L’altro diviene il proprio cuore. Nella fede cristiana si realizza e si vive il mistero della comunione. La comunione ha il suo fondamento nell’unità che si è venuta a creare in Cristo Gesù. In Lui siamo tutti i battezzati un solo corpo. Il solo corpo è dalle molte membra. Ogni membro riceve e dona l’energia vitale; la riceve dagli altri, la fruttifica e la dona come frutti di verità e di grazia, dopo averla rivestita del suo particolare carisma. Questa comunione è così perfetta, così reale, da essere non solo comunione, ma unità, una cosa sola, una sola realtà in Cristo. Questa comunione e questa unità ci fa essere una cosa sola con l’altro, l’altro è noi stessi e noi stessi siamo l’altro. Paolo raggiunge il sommo della manifestazione di questa unità quando dice che l’altro, il servo Onesimo, è il suo proprio cuore. C’è unità, c’è comunione, c’è identificazione. L’altro è il mio cuore. Accettando l’altro si accetta il proprio cuore, si tratta l’altro come se uno ricevesse in dono il cuore dell’apostolo. Ciò significa semplicemente che tutto ciò che si fa all’apostolo, deve essere fatto al proprio cuore.

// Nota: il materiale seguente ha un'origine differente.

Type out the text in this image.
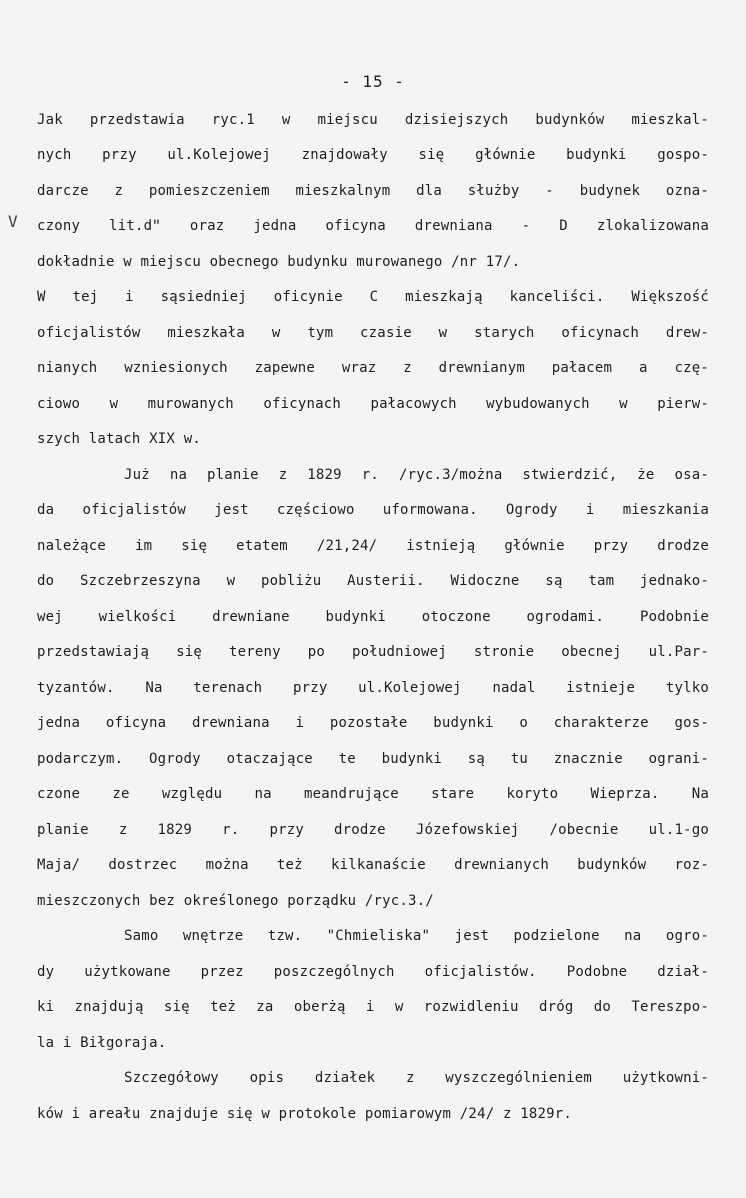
- 15 -
V
Jak przedstawia ryc.1 w miejscu dzisiejszych budynków mieszkal-
nych przy ul.Kolejowej znajdowały się głównie budynki gospo-
darcze z pomieszczeniem mieszkalnym dla służby - budynek ozna-
czony lit.dʺ oraz jedna oficyna drewniana - D zlokalizowana
dokładnie w miejscu obecnego budynku murowanego /nr 17/.
W tej i sąsiedniej oficynie C mieszkają kanceliści. Większość
oficjalistów mieszkała w tym czasie w starych oficynach drew-
nianych wzniesionych zapewne wraz z drewnianym pałacem a czę-
ciowo w murowanych oficynach pałacowych wybudowanych w pierw-
szych latach XIX w.
Już na planie z 1829 r. /ryc.3/można stwierdzić, że osa-
da oficjalistów jest częściowo uformowana. Ogrody i mieszkania
należące im się etatem /21,24/ istnieją głównie przy drodze
do Szczebrzeszyna w pobliżu Austerii. Widoczne są tam jednako-
wej wielkości drewniane budynki otoczone ogrodami. Podobnie
przedstawiają się tereny po południowej stronie obecnej ul.Par-
tyzantów. Na terenach przy ul.Kolejowej nadal istnieje tylko
jedna oficyna drewniana i pozostałe budynki o charakterze gos-
podarczym. Ogrody otaczające te budynki są tu znacznie ograni-
czone ze względu na meandrujące stare koryto Wieprza. Na
planie z 1829 r. przy drodze Józefowskiej /obecnie ul.1-go
Maja/ dostrzec można też kilkanaście drewnianych budynków roz-
mieszczonych bez określonego porządku /ryc.3./
Samo wnętrze tzw. "Chmieliska" jest podzielone na ogro-
dy użytkowane przez poszczególnych oficjalistów. Podobne dział-
ki znajdują się też za oberżą i w rozwidleniu dróg do Tereszpo-
la i Biłgoraja.
Szczegółowy opis działek z wyszczególnieniem użytkowni-
ków i areału znajduje się w protokole pomiarowym /24/ z 1829r.
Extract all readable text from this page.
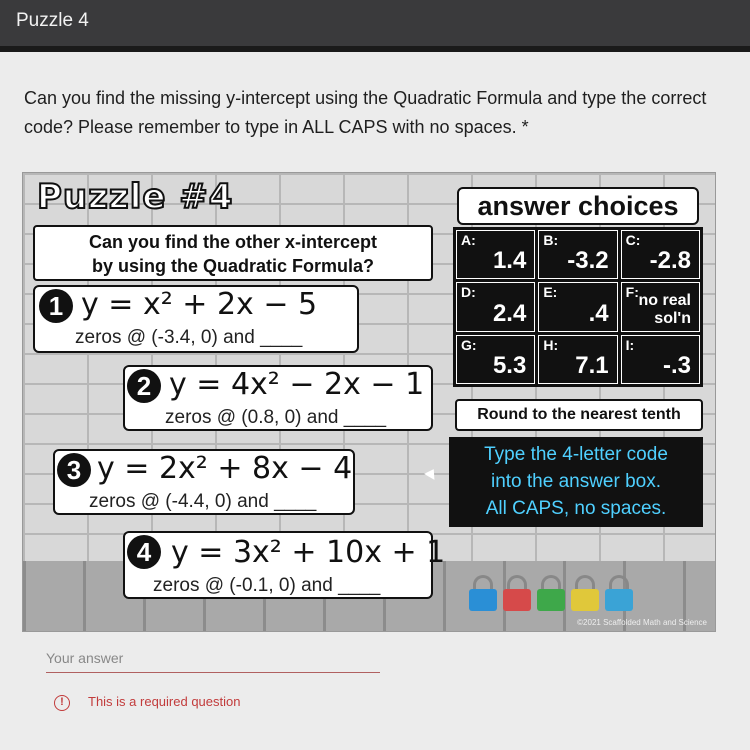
Puzzle 4
Can you find the missing y-intercept using the Quadratic Formula and type the correct code? Please remember to type in ALL CAPS with no spaces. *
Puzzle #4
Can you find the other x-intercept
by using the Quadratic Formula?
1 y = x² + 2x − 5
zeros @ (-3.4, 0) and ____
2 y = 4x² − 2x − 1
zeros @ (0.8, 0) and ____
3 y = 2x² + 8x − 4
zeros @ (-4.4, 0) and ____
4 y = 3x² + 10x + 1
zeros @ (-0.1, 0) and ____
answer choices
A:
1.4
B:
-3.2
C:
-2.8
D:
2.4
E:
.4
F: no real sol'n
G:
5.3
H:
7.1
I:
-.3
Round to the nearest tenth
Type the 4-letter code
into the answer box.
All CAPS, no spaces.
©2021 Scaffolded Math and Science
Your answer
! This is a required question
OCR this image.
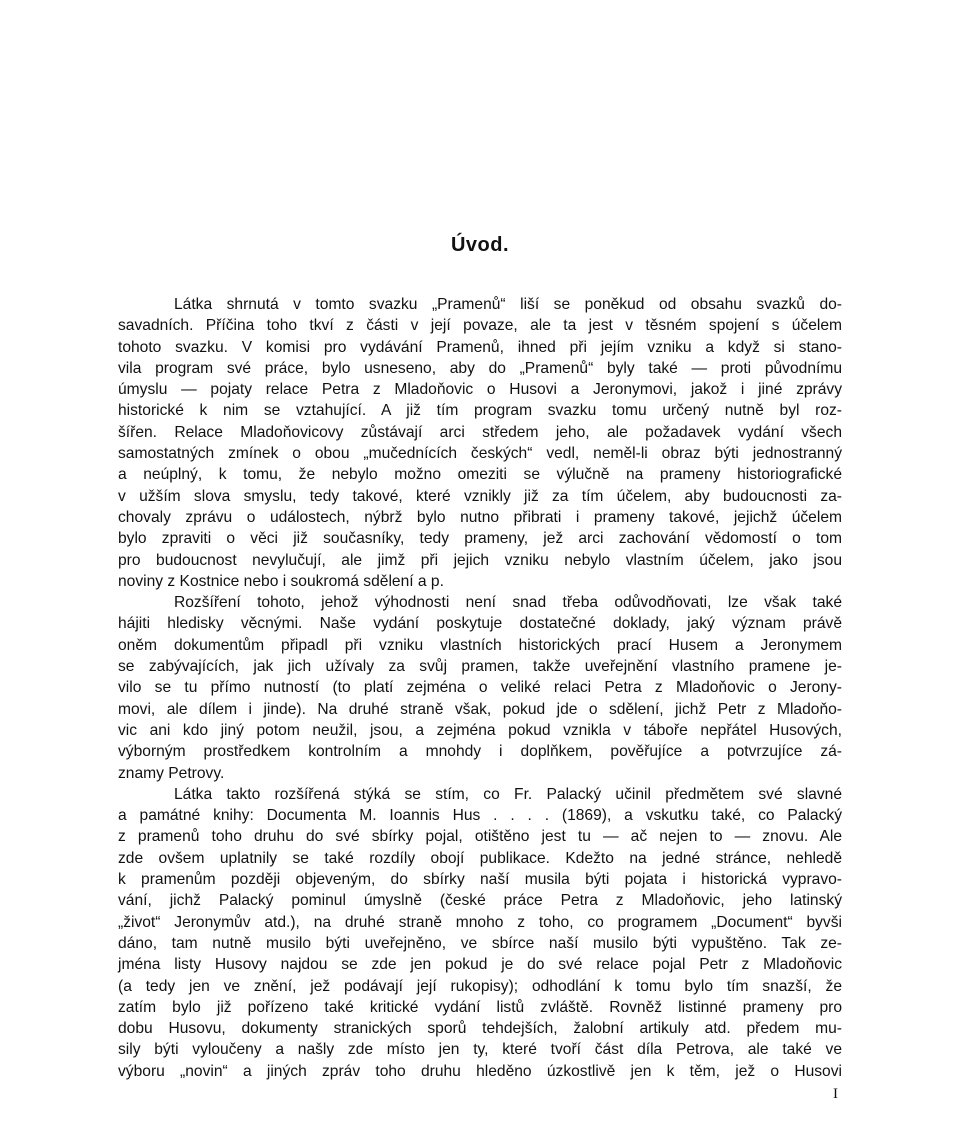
Úvod.

Látka shrnutá v tomto svazku „Pramenů“ liší se poněkud od obsahu svazků do-
savadních. Příčina toho tkví z části v její povaze, ale ta jest v těsném spojení s účelem
tohoto svazku. V komisi pro vydávání Pramenů, ihned při jejím vzniku a když si stano-
vila program své práce, bylo usneseno, aby do „Pramenů“ byly také — proti původnímu
úmyslu — pojaty relace Petra z Mladoňovic o Husovi a Jeronymovi, jakož i jiné zprávy
historické k nim se vztahující. A již tím program svazku tomu určený nutně byl roz-
šířen. Relace Mladoňovicovy zůstávají arci středem jeho, ale požadavek vydání všech
samostatných zmínek o obou „mučednících českých“ vedl, neměl-li obraz býti jednostranný
a neúplný, k tomu, že nebylo možno omeziti se výlučně na prameny historiografické
v užším slova smyslu, tedy takové, které vznikly již za tím účelem, aby budoucnosti za-
chovaly zprávu o událostech, nýbrž bylo nutno přibrati i prameny takové, jejichž účelem
bylo zpraviti o věci již současníky, tedy prameny, jež arci zachování vědomostí o tom
pro budoucnost nevylučují, ale jimž při jejich vzniku nebylo vlastním účelem, jako jsou
noviny z Kostnice nebo i soukromá sdělení a p.

Rozšíření tohoto, jehož výhodnosti není snad třeba odůvodňovati, lze však také
hájiti hledisky věcnými. Naše vydání poskytuje dostatečné doklady, jaký význam právě
oněm dokumentům připadl při vzniku vlastních historických prací Husem a Jeronymem
se zabývajících, jak jich užívaly za svůj pramen, takže uveřejnění vlastního pramene je-
vilo se tu přímo nutností (to platí zejména o veliké relaci Petra z Mladoňovic o Jerony-
movi, ale dílem i jinde). Na druhé straně však, pokud jde o sdělení, jichž Petr z Mladoňo-
vic ani kdo jiný potom neužil, jsou, a zejména pokud vznikla v táboře nepřátel Husových,
výborným prostředkem kontrolním a mnohdy i doplňkem, pověřujíce a potvrzujíce zá-
znamy Petrovy.

Látka takto rozšířená stýká se stím, co Fr. Palacký učinil předmětem své slavné
a památné knihy: Documenta M. Ioannis Hus . . . . (1869), a vskutku také, co Palacký
z pramenů toho druhu do své sbírky pojal, otištěno jest tu — ač nejen to — znovu. Ale
zde ovšem uplatnily se také rozdíly obojí publikace. Kdežto na jedné stránce, nehledě
k pramenům později objeveným, do sbírky naší musila býti pojata i historická vypravo-
vání, jichž Palacký pominul úmyslně (české práce Petra z Mladoňovic, jeho latinský
„život“ Jeronymův atd.), na druhé straně mnoho z toho, co programem „Document“ byvši
dáno, tam nutně musilo býti uveřejněno, ve sbírce naší musilo býti vypuštěno. Tak ze-
jména listy Husovy najdou se zde jen pokud je do své relace pojal Petr z Mladoňovic
(a tedy jen ve znění, jež podávají její rukopisy); odhodlání k tomu bylo tím snazší, že
zatím bylo již pořízeno také kritické vydání listů zvláště. Rovněž listinné prameny pro
dobu Husovu, dokumenty stranických sporů tehdejších, žalobní artikuly atd. předem mu-
sily býti vyloučeny a našly zde místo jen ty, které tvoří část díla Petrova, ale také ve
výboru „novin“ a jiných zpráv toho druhu hleděno úzkostlivě jen k těm, jež o Husovi

I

Senza alcuna differenza, o distinzione. È questo il sommo della carità cristiana. È in questa identificazione, per nuova natura, per unità di natura, l’essenza e la specificità del cristianesimo.
Il bene spontaneo, libero. Il bene si propone. Lo si fonda. Lo si lascia alla spontaneità, o libertà del fratello. Lo si è già detto. Questo serve perché sia rispettato l’uomo nella sua essenza più santa e più vera. Il sì al bene è dell’uomo e nessun sì potrà essere proferito, se la volontà non è libera.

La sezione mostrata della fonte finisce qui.